Centered among a swarm of chaos and a crushing crowd of men stands a tiny Pakistani school girl. Her high-pitched voice explodes in protest with unwavering conviction and indignation as she demands a very simple thing: her right and the rights of all young girls to be educated.
She was the cub who dared to roar like a lion.
Mixing animation, family photos, interviews, and powerful video footage of Malala's life in Pakistan before and after the terrorizing reign of the Taliban, director Davis Guggenheim explores the extraordinary — almost seemingly preordained — life of the 18-year-old education advocate in He Named Me Malala.
But as the name suggests, Malala's narrative is not hers alone. The documentary delves into the unbreakable bond she shares with her influential former school teacher/activist father, Ziauddin Yousafzai, and how they, along with the rest of their family, adjust to their newfound fame and life in Birmingham, England.
Here are eight highlights we took away from He Named Me Malala, which made its debut at this year's Toronto Film Festival.

Malala was named after Afghan national folk hero Malalai of Maiwand.
While Malala was in her mother's womb, her father would tell her the story of 19th century female warrior Malalai of Maiwand, who inspired her fellow Pashtun soldiers in the battlefield to keep their spirits up as they fought against the British in the Second Anglo-Afghan War.
According to legend, Malalai was killed in battle, but her powerful words to the Afghan troops led them to victory. In the West, Malalai of Maiwand is compared to Joan Of Arc — the same attribution holds true for Malala, although she's referred to as a "living martyr."
Despite her prestigious accolades (she's made TIME's 100 Most Influential People list, is a national bestselling author, and the youngest co-recipient of the Nobel Peace Prize in 2014), Malala is, according to her two younger brothers, a "violent" terror of a sibling and often slaps them in their faces. "It's a sign of how much I love you!" Malala jokingly responds.

Malala is a daddy's girl.
Much of the emotional weight carried in the film is seen through the deeply held bond between father and daughter as they travel together to humanitarian events and missions all over the world. There are lighter moments as well, when daughter teaches an eager father how to Tweet. Her father says of their relationship, we are "one soul, two different bodies."
Malala is not bitter at the Taliban for maiming her.
Despite being paralyzed on the left side of her face and incurring hearing loss in one ear, Malala without hesitation claims she feels no anger whatsoever towards the Taliban. "Not one atom, not one proton-size angry," she asserts.

Malala is a normal teenager.
While no one would contest Malala's inner strength, she herself opens up about her vulnerabilities as a teenager starting a new life in a foreign country. She admits she's insecure that her fellow classmates may not like her and uncomfortable with how short the skirt lengths are at school.

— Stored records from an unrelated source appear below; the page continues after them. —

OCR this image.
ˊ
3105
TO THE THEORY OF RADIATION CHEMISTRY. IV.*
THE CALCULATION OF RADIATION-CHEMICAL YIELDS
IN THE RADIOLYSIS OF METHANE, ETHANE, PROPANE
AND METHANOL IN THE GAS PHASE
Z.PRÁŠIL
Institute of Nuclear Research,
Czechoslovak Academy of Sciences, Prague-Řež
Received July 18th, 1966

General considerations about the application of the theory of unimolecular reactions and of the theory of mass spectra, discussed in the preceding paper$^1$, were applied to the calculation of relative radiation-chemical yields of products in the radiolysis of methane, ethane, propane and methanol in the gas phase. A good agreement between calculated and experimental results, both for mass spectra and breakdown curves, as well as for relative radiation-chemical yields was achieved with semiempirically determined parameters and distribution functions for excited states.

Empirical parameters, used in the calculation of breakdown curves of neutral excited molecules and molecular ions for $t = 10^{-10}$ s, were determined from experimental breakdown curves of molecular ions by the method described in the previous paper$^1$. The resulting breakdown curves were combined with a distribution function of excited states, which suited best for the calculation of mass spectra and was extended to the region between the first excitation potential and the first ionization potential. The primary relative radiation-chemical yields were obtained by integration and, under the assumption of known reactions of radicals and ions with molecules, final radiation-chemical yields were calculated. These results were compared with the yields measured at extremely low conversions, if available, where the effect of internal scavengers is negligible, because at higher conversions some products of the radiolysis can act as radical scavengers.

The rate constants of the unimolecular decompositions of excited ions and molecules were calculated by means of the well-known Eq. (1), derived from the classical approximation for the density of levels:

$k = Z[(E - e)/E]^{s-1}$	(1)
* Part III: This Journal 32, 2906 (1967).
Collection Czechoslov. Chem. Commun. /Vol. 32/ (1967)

Malala's mother is not educated.
Despite having an opportunity to go to school at age five, Malala's mother traded her school books in for five pieces of candy. In the film, Malala seems to believe that her mother's lack of education attributes to her conservatism, offering one example of how her mother tells her not to look at men directly. (Not so surprising, Malala doesn't heed the advice.)

Malala's father has a speech disorder.
Ziauddin Yousafzai suffers from stammering, but as Malala points out proudly, her father doesn't back down; instead of skipping the word that's causing the problem, he stammers through it. Despite his handicap, her father rose up as a rebellious community leader in their hometown and a staunch activist against the Taliban. "If I keep silent, I should better die than exist," he's said.

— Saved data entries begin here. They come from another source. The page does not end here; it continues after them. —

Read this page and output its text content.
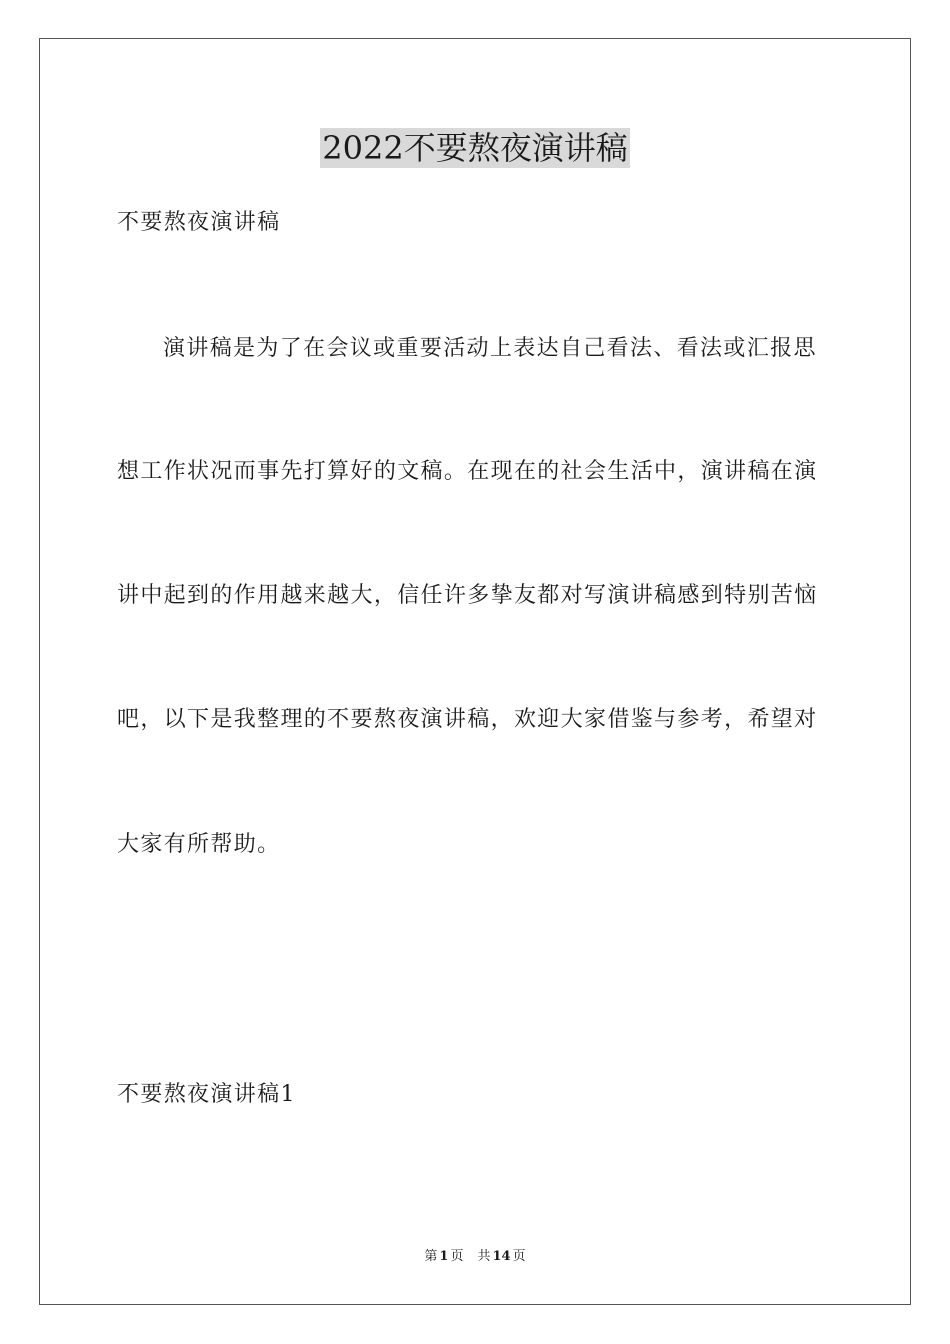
2022不要熬夜演讲稿
不要熬夜演讲稿
演讲稿是为了在会议或重要活动上表达自己看法、看法或汇报思
想工作状况而事先打算好的文稿。在现在的社会生活中，演讲稿在演
讲中起到的作用越来越大，信任许多挚友都对写演讲稿感到特别苦恼
吧，以下是我整理的不要熬夜演讲稿，欢迎大家借鉴与参考，希望对
大家有所帮助。
不要熬夜演讲稿1
第 1 页 共 14 页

Malala doesn't like to discuss her suffering.
Perhaps the most poignant moment of the film is when director Davis Guggenheim points out Malala's evasiveness whenever he asks about her suffering. When he gently presses her on the subject, she laughs uncomfortably. She doesn't offer an explanation. 
What's communicated from the silent exchange between subject and filmmaker is open to interpretation. Nonetheless, you're reminded that behind her steely spirit and insurmountable courage, Malala is still very much human.